Côté vocal, la distribution se montre sans faiblesse et digne d’enthousiasme, à commencer par l’Orphée de la soprano romaine Arianna Vendittelli, à la belle voix sombre, riche en couleurs, aussi élégiaque dans la déploration que vindicative dans les arie di furore. Son Eurydice est la soprano espagnole Alicia Amo, émouvante tant vocalement que scéniquement, avec son joli minois et un timbre délicatement fruité. De son côté, le contre‑ténor coréen Kangmin Justin Kim impressionne par la projection de la voix (pour cette tessiture), et s’avère assez bon comédien pour que l’on croit et entre en sympathie avec ses tourments sentimentaux. En drag‑queen peroxydée (alla Marylin Monroe) que les hormones travaillent encore (malgré son âge avancé...), le ténor américain Zachary Wilder campe une impayable (nourrice) Erinda, attirant autant les projecteurs que l’Arnalta monteverdienne (dans Poppée) dont le personnage s’inspire ici directement, tandis que son ténor clair et aérien séduit également. En Autonoé, la soprano indo‑américaine Maya Kherani fait fi des vocalises de son air du III, qu’elle délivre avec des aigus cristallins et néanmoins puissants. C’est un grand bonheur de retrouver la magnifique mezzo Gaia Petrone, ici distribuée dans le rôle du berger Orillo, à l’improbable tenue punk, et dont la profondeur du registre grave. Le trio « comique » formé par le baryton‑basse Yannis François (Chiron), le ténor David Webb (Hercule) et le contre‑ténor Paul Figuier fonctionne à merveille, le premier piaffant comme un cheval sur ses deux béquilles, tandis que ses deux compères sont tout de blanc vêtus et maquillés, comme s’ils étaient des statues antiques mouvantes. Enfin, le baryton italien Renato Dolcini prête ses graves profonds aux personnages d’Esculape et de Pluton.

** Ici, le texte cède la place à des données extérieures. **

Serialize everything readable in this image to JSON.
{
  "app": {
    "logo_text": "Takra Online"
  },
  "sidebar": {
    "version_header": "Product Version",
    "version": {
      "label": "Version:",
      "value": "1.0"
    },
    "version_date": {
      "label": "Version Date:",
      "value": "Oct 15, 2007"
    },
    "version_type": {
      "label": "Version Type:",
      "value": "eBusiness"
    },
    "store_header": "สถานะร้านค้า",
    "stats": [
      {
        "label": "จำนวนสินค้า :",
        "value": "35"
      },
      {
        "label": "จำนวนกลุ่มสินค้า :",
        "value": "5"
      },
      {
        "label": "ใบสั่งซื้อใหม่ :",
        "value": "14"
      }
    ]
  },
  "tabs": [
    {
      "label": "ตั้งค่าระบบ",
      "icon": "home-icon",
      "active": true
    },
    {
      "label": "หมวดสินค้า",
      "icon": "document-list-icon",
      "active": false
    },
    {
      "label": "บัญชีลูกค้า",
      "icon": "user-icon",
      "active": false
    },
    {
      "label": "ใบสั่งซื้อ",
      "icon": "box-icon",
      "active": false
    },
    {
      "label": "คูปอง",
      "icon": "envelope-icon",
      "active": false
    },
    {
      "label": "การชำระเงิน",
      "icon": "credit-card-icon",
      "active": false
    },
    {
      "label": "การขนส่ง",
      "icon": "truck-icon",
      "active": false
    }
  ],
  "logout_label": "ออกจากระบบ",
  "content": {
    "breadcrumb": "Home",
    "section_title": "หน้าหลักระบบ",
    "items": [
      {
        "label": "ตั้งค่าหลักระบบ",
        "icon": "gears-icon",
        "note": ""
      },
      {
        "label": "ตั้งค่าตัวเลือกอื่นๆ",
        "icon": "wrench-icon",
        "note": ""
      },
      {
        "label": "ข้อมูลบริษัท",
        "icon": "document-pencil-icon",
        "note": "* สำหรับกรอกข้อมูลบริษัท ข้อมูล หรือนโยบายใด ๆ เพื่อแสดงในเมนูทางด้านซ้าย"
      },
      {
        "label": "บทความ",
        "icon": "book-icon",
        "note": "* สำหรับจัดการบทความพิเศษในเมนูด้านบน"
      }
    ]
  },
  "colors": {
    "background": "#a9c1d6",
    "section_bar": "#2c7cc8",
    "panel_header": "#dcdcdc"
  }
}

Pour redonner vie à cette vivifiante partition, on pouvait faire confiance à Philippe Jaroussky de se montrer à la hauteur de la tâche, après avoir pleinement convaincu, in loco, par son exécution de l’oratorio Il primo omicidio d’Alessandro Scarlatti, puis Jules César la saison dernière. Malgré son petit nombre de musiciens (quinze en tout), l’Ensemble Artaserse n’en sonne pas moins remarquablement bien grâce à l’acoustique sèche de l’Opéra Comédie. Sa direction musicale est probe, et égrène toute la palette des émotions humaines contenues dans l’œuvre, doucereuse, pleine d’alacrité ou sombre quand l’action l’exige, telle la scène de descente aux enfers, un des plus beaux moments de la soirée.


Prévenons le lecteur que cette magnifique production sera reprise l’automne prochain à Paris, au Théâtre de l’Athénée (maison coproductrice du spectacle), avec de jeunes chanteurs issus de l’Académie de Royaumont qui accueillera également l’ouvrage, lequel fera aussi, et c’est une bonne nouvelle, l’objet d’une captation discographique.